12. Line 355 Conclusions: Please, exclude the aim from conclusions and add the practical significance of this study.

⇒ In conclusion, the sentence corresponding to the aim was deleted and modified concisely.

 

13. References: Try to add new last guidelines (i.g. change reference 4 (guideline 2012), because is new 2020 ESC Guidelines for the management of acute coronary syndromes in patients presenting without persistent ST-segment elevation: The Task Force for the management of acute coronary syndromes in patients presenting without persistent ST-segment elevation of the European Society of Cardiology (ESC)).

⇒ We deleted the previous reference 4 and replaced it with the new ESC guideline 2020.  

 

14. The manuscript contains some punctuation errors, please revise the text (i.g. try to homogenize the short and long dashes between numbers. Lines 124: 2-3 h and line 135: 0/2–3 h, etc.).
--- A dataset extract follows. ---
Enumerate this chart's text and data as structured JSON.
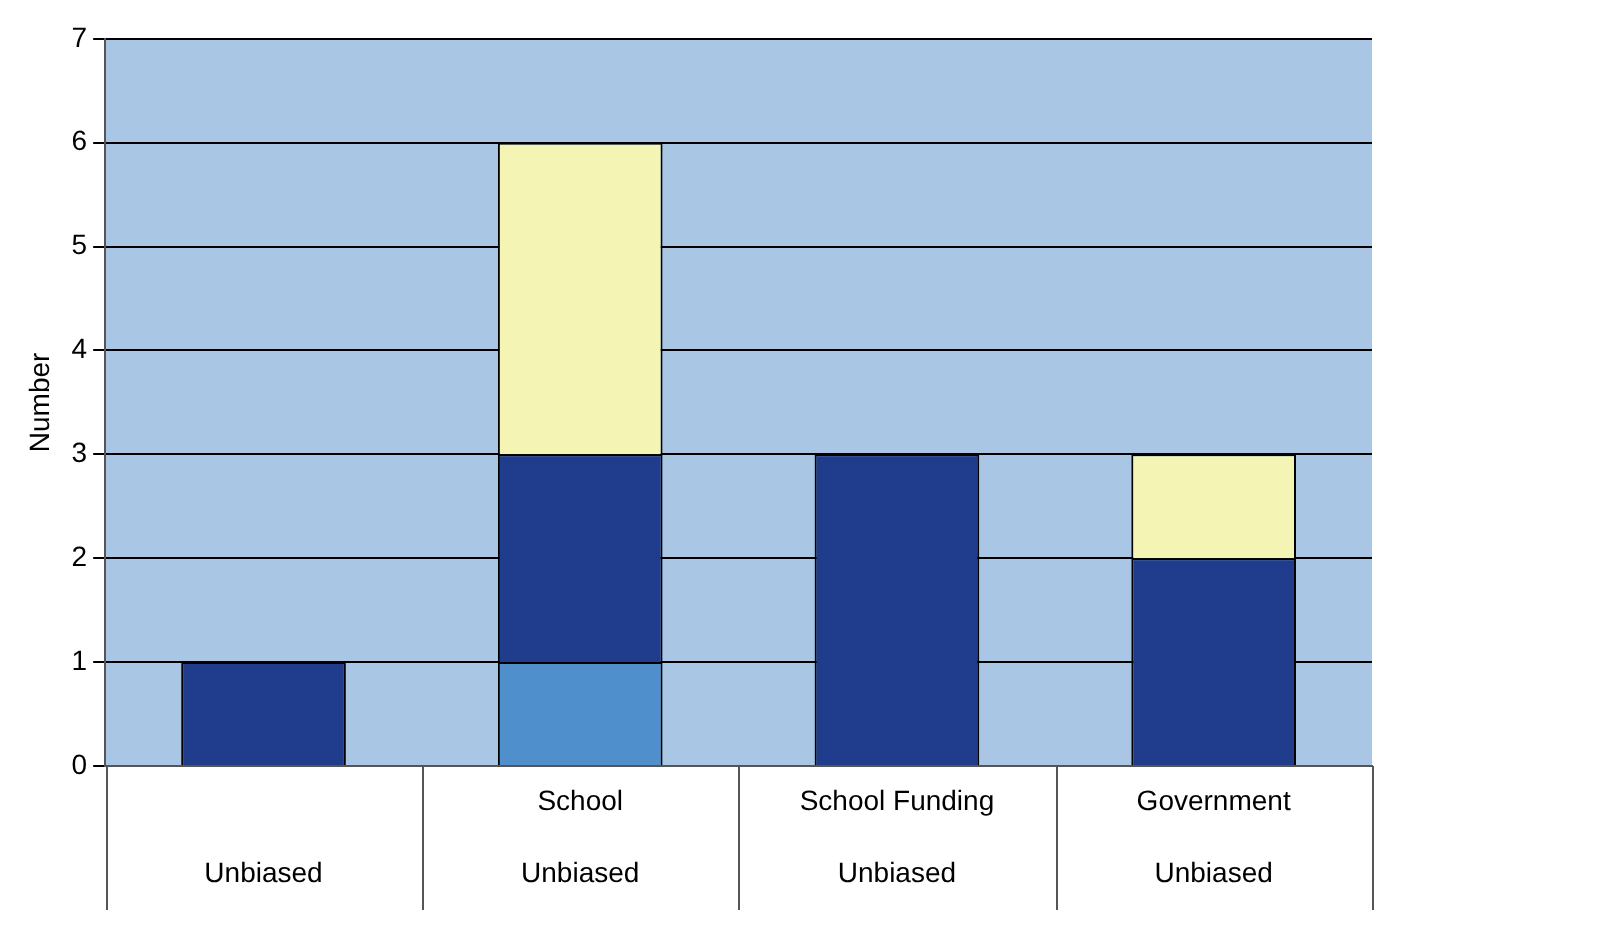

⇒ All long dashes had been corrected to short dashes in the phrase meaning ‘ranges’. The manuscript has been thoroughly reviewed and corrected to eliminate other typos and punctuation errors.

Round 2

Reviewer 2 Report

I agree with the new submission.

Author Response

We added two sentences in the ‘Result’ section and corrected some sentences in ‘discussion’ section because a reviewer commented to discuss in the text about the low eGFR group. Because we added some sentences about the low eGFR group in the discussion section (the second and the second from the end paragraphs) in the previous revision, we did not add more sentences in the ‘discussion’.  Changes in the main text could be tracked using ‘Track Change” function in the MS word file of the revised manuscript.

 

- Added sentence in the ‘Result’ section:

“The frequencies of risk factors such as diabetes, hypertension, and heart failure were higher in the AMI group than in the non-AMI group, although it did not reach statistical significance. The frequencies of previous coronary artery diseases (37.4% vs 28.7%, P=0.0485) and lower estimated glomerular filtration rates (eGFR, <60 mL/min/1.73 m2) (5.8% vs 3.0%, P=0.0045) were significantly higher in the AMI patients than in the non-AMI patients.”

For our English editing, we have completed the English editing service for the first manuscript. English correction for the revised version was omitted, because the Medicina office answered that they would do its own English editing program before making the final proof reading version.